Our daughter took our grandson to his friend's birthday party this weekend and was struck by the atypical conversation among the adults. They were discussing personality types and feelings--not your normal conversation at a party for 5 year olds or 55 year olds, for that matter. In our society it is rare for a group of people who don't know each other well to feel safe enough to have a discussion about feelings.
Most people go to great lengths to hide or deny their feelings about their lives, their work, their relationships and most things that matter to them.
Psychiatrist Dr. David Viscott in his tape series "Emotional Resilience" says, "If we were to live honestly, our lives would heal themselves." He explains how he helps people heal by helping them find ways to acknowledge their true feelings about past, current or future events that trouble them.
In our relationship, when we lose our connection, it is usually because we have not taken the time to become aware of what we are feeling and then communicate those feelings to each other. We get lost in the day to day "busyness" of life and don't take the time to "tune into" ourselves and each other.
It's easy to deny your feelings, bury them, and pretend they aren't there. We all see it everyday with people we work with and our friends. They are mystified as to why their relationships lack passion and aren't working when the reality is--these people aren't willing to look at the truth of their situations.
Barbara DeAngelis says that if you are repressing, you're repressing. In other words, it's impossible to repress your feelings in one area of your life and be passionate and open in other areas.

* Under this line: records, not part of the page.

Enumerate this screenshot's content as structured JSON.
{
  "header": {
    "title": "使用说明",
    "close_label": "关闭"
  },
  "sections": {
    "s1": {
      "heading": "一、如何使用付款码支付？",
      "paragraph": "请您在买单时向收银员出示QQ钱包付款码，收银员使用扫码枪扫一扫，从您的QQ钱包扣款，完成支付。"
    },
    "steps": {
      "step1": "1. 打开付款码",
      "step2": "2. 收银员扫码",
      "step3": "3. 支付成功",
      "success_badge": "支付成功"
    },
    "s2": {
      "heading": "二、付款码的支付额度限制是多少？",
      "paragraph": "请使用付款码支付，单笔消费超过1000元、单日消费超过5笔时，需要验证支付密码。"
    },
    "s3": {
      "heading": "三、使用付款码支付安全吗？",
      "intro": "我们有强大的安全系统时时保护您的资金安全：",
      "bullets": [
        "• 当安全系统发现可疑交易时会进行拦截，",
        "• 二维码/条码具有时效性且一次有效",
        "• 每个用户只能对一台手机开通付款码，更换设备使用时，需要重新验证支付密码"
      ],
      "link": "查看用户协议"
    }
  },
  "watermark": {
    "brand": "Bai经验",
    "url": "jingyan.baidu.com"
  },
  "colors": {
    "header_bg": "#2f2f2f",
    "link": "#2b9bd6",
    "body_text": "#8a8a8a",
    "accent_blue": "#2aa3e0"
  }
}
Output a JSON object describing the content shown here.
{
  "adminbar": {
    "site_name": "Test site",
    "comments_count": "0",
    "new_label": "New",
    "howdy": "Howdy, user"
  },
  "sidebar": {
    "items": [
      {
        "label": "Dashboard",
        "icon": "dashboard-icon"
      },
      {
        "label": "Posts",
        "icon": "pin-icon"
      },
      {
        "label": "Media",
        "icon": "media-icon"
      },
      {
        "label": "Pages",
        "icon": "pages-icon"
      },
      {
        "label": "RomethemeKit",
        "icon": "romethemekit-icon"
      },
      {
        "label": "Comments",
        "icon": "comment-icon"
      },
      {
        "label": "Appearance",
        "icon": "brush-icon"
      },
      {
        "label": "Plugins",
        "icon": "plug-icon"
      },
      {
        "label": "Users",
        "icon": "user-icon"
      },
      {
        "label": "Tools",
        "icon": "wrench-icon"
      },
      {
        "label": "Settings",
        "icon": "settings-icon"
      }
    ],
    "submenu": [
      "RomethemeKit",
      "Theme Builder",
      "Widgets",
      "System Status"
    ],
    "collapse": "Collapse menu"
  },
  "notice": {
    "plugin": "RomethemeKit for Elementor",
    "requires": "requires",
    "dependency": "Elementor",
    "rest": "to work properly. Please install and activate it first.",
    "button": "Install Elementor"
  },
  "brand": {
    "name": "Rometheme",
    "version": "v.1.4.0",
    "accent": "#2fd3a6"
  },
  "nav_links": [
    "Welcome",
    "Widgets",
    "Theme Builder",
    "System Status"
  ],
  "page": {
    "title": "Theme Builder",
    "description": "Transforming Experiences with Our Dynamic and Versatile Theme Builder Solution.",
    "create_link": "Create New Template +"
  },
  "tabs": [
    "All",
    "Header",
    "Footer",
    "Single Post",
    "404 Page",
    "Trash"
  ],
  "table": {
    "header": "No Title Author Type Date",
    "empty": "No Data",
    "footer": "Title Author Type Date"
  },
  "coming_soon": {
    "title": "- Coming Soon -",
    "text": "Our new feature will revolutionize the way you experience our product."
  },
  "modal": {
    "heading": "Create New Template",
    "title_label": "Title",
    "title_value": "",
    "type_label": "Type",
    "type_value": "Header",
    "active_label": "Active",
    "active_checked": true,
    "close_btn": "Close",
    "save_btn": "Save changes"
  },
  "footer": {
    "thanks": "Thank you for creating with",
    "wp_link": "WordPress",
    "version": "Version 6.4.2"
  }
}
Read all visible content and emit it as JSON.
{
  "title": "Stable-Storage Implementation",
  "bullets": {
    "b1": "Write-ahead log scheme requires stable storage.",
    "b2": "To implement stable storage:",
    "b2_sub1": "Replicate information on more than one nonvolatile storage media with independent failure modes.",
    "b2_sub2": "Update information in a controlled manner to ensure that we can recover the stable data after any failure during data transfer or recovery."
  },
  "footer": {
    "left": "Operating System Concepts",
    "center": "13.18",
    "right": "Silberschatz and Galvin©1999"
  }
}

If you find that you have become distant and withdrawn--emotionally or physically from someone you love—we suggest that you do as we try to do. At the next possible moment that you realize the separation and disconnection with this person, we suggest that you talk about how you are feeling and what's going on in your relationship and your life.
Gay and Kathlyn Hendricks, authors of the book "Conscious Loving," made the commitment to each other to tell each other their feelings within10 seconds of recognizing them. How very powerful this could be if all of us felt we could make this commitment in our relationships. Imagine how much closer we could feel to the people in our lives if we could make this kind of commitment.